It takes a great deal of heat to melt rocks into magma. I wonder… is there a similar technique that allows a cold heart to soften with warmth? To light a match under the ribcage and hope the ice melts before spring? I think about what it must be like to turn stone cold earth into flaming hot lava when my mother steps into a room. Lately my sister and I have noted her frosty attitude towards my grandmother and it has been spreading. An elderly woman slowly losing her mind, she is not as fragile as one might expect. No, we suspect a more sophisticated hidden agenda behind her “dementia” as she has been diagnosed.
Day after day, for years now, the igneous rock that is my mother’s heart has cooled with tension, anger, and frustration. Of course my sister and I reap the bad fortune which follows this cycle. Her anger is projected on us and I have been trying to warm her spirits ever since, for my own sake. My grandmother can not live at home anymore by herself, and every solution has been shot down by her twisted games. She has refused nursing homes, beating the care givers with her cane. She has refused personal care givers in her apartment, clogging the toilet and blaming it on them.
My mother is almost positive she is faking dementia all together to make her life miserable. My sister and I do what we can to help, but we have our own lives as well. It takes a bulk of patients and positivity for me to stay warm and loving as the horrible energy running through my family attacks our spirits, and during the holidays nonetheless. I try to pretend there are no problems, that like my friends and their families, my family is in good cheer.

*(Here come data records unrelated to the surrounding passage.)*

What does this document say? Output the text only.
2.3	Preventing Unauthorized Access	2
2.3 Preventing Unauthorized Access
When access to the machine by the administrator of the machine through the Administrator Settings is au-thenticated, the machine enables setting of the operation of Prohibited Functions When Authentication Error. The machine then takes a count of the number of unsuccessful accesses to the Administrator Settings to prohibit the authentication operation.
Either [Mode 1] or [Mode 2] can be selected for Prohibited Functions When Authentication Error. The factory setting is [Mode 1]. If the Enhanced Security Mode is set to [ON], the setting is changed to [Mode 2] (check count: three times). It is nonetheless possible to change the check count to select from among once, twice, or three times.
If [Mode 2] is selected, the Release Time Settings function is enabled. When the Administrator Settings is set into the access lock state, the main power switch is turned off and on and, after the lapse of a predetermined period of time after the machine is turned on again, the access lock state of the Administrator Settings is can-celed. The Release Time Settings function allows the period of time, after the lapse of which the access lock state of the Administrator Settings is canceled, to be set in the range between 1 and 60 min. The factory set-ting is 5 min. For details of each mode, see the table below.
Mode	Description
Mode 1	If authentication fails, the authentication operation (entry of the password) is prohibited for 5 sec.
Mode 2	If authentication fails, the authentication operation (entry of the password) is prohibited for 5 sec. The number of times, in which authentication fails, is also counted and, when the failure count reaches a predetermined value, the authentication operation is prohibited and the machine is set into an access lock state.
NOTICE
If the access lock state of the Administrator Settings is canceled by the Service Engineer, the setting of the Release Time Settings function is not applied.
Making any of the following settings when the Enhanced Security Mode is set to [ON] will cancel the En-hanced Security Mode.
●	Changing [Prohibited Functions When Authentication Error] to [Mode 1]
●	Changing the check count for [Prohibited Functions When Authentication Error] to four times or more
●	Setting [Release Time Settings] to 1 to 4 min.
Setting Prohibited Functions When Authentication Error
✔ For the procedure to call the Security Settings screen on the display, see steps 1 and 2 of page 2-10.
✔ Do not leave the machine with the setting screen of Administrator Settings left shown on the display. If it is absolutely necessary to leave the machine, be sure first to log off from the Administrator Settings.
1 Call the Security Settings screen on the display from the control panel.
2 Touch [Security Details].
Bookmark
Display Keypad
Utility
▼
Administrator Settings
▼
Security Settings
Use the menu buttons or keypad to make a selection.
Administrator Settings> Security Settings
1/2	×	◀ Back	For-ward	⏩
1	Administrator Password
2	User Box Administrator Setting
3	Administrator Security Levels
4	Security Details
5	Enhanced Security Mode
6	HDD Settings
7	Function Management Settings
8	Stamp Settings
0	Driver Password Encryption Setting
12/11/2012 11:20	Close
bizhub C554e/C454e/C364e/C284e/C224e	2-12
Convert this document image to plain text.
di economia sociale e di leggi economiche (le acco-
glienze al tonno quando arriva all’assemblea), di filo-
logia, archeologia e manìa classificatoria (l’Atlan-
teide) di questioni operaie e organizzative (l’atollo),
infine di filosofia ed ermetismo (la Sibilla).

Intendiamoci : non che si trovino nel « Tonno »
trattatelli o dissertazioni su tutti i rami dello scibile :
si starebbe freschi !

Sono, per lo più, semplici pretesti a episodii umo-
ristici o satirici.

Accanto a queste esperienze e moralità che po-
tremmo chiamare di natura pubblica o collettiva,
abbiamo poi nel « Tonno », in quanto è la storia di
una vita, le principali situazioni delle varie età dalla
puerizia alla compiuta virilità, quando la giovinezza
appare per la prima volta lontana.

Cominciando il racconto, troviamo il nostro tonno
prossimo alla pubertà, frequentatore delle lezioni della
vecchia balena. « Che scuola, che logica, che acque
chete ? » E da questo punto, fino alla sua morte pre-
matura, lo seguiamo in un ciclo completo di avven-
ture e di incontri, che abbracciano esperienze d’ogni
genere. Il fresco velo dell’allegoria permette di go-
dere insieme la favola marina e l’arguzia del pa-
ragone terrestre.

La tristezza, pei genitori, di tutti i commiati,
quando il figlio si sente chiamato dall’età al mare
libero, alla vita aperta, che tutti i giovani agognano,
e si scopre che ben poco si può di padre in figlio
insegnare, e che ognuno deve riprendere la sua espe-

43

Slowly but surly I feel my own soul cooling, my own spirit hardening like my mothers. I do not have the same twinkle of holiday joy I’ve spread in previous years. This afternoon I noticed a shift in my step, a literal change in the way I walk. I was angry.

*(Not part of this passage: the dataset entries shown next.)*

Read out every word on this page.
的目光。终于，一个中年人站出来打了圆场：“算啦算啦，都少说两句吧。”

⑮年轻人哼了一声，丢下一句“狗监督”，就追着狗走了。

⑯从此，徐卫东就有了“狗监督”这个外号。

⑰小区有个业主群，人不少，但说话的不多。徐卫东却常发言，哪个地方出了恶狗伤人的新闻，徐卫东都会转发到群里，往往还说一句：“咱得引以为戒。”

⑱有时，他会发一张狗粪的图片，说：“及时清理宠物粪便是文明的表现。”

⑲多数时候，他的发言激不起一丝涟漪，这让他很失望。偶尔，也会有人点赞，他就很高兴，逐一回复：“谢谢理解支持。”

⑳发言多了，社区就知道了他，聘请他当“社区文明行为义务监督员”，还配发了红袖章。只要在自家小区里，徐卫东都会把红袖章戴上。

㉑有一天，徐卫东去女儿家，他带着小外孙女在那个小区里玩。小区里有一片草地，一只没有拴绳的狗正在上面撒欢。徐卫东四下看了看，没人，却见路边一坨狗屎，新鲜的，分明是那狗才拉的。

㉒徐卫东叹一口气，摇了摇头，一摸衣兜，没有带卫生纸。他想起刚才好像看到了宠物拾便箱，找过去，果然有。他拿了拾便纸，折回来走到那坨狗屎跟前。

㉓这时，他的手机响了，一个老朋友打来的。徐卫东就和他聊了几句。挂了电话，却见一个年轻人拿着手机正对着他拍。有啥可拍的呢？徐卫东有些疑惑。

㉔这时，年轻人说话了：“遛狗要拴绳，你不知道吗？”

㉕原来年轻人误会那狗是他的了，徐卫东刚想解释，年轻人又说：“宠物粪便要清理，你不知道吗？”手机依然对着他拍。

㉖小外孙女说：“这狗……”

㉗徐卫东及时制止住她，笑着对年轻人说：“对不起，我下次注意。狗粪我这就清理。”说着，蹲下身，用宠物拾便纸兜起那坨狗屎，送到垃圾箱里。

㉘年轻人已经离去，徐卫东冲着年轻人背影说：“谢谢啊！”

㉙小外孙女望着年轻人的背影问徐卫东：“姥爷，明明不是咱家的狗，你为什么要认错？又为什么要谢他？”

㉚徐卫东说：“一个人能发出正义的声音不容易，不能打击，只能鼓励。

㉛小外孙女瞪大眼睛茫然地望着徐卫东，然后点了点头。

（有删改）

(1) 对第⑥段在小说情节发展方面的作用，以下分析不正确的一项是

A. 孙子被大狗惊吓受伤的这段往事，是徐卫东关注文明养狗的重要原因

After being scolding four times in twenty-four hours for reasons unclear, the level of patients I keep under my belt snapped. I slammed our front door without a goodbye and drove off to Starbucks where I sit typing this post at full speed. Since the outburst my nerves have simmered down, but I’d just like to know, would a little joyous heat melt that rock my mother calls a heart? Or would it add flames to her horns as she sits with her pitch fork in hand?